Jim loved to feast. And feasting is what we do as Christians because we believe that God created us and gave us this life to celebrate. I have to believe that one of the things that continually drew Jim more deeply into the life of Christ is that our central act together is a meal. We come together to do the two things that Jim loved most – to be with one another and to eat.

And so it is fitting that as we celebrate Jim’s life today and commend him to God, that we do just that. We gather here as those whom Jim loves and those who love Jim. We gather to do what Jim always did with us … to be with each other, to share this time together, to not let one another be alone. And we also gather to do what Jim always did which is we gather to share a meal. We gather to feast at the table. As we remember and give thanks for and celebrate the life of James Hayashi, we remember that all life is to be celebrated and given thanks for. And that we honor Jim by going out and living his legacy of loving presence and feasting celebration in our own lives.

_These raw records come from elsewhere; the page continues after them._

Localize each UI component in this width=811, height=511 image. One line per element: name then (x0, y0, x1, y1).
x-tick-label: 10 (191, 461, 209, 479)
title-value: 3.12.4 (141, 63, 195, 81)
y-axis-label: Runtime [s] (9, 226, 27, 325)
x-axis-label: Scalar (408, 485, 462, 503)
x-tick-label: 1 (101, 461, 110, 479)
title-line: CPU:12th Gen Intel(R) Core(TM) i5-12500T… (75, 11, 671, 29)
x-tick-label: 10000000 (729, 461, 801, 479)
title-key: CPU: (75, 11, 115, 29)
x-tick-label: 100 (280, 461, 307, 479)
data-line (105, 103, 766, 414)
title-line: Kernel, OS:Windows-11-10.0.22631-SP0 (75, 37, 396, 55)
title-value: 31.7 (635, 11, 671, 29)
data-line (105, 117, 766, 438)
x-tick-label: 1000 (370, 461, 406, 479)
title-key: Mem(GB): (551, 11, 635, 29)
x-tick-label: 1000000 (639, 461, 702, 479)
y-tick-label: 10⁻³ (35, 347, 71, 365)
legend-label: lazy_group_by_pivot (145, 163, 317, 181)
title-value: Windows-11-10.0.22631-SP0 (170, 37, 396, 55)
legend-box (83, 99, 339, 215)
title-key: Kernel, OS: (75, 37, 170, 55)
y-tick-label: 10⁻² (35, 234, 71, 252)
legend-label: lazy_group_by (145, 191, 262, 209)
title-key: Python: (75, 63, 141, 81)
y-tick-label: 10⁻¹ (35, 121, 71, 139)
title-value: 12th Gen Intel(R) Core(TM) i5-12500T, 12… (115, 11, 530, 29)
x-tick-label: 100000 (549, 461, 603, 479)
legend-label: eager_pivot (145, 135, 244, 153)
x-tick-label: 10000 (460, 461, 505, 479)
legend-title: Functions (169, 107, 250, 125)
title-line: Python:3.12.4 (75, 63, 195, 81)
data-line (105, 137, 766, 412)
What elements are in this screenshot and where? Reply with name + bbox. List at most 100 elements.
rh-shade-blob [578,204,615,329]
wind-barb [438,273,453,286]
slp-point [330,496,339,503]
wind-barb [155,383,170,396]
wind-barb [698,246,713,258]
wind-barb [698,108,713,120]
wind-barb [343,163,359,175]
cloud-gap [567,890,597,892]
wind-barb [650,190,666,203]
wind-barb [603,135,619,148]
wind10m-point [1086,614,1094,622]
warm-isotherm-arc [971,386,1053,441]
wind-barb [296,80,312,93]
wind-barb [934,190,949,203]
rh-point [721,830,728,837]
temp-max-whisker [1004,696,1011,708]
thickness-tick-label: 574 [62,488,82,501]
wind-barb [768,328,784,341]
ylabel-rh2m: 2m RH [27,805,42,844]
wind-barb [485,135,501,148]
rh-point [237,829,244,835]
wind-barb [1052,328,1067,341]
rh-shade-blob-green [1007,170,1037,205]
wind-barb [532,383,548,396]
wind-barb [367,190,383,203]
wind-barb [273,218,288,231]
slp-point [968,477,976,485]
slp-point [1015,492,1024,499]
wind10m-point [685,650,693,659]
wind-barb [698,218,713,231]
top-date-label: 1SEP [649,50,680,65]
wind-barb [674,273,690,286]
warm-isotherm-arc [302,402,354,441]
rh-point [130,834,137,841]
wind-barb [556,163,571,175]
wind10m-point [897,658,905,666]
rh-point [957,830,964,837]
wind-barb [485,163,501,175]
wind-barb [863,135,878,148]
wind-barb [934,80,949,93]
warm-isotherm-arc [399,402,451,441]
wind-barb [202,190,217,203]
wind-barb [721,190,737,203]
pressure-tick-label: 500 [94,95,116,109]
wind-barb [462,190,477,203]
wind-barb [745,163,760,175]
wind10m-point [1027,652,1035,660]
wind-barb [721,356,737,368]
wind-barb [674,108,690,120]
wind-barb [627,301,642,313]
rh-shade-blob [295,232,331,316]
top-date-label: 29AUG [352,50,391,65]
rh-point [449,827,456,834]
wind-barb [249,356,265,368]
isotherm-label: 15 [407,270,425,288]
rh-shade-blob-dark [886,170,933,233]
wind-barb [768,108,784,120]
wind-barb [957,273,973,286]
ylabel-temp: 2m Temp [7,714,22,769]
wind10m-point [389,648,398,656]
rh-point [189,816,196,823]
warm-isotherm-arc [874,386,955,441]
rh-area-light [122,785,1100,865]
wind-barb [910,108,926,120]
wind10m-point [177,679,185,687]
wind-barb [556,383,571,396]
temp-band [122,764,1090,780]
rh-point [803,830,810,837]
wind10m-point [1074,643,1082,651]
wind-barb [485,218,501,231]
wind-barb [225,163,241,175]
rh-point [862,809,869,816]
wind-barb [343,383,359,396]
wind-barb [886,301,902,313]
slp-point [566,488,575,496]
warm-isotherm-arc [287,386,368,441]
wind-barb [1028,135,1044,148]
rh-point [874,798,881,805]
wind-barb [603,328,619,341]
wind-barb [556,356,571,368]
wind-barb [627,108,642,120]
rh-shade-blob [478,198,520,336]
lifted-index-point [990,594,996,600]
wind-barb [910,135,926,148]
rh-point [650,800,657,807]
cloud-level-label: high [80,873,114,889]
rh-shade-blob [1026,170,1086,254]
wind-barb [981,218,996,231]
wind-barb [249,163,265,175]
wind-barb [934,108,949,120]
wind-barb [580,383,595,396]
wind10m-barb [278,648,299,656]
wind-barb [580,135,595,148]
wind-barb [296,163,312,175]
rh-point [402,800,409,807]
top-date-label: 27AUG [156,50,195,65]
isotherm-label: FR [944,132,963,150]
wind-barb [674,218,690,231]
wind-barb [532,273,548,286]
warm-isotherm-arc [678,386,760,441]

In the Gospel Alice picked for this day, Jesus talks about preparing a place. And there is a place prepared for Jim as there is for all of us. But it is not solitary confinement. Jesus talks about there being many dwelling places in his Father’s house but what is being prepared and where Jim is now is not his own room isolated and cut off from anyone else. That wouldn’t be heaven. Where Jim is now, even more fully in the presence of God is dwelling at a place at the table. A place at the heavenly banquet, where the food is sweet and the company is even sweeter. Where he is no longer separated from his beloved Joanie but in truth even though he is not here in flesh with us, he is not separated from us either. For such is the nature of a God who is about relationship and celebration. Such is the nature of a God who breaks down barriers for no other reason to be with us.

That was the life Jim lived on earth. That is the life Jim shares now in heaven. That is the life to which we are all invited and destined. Amen.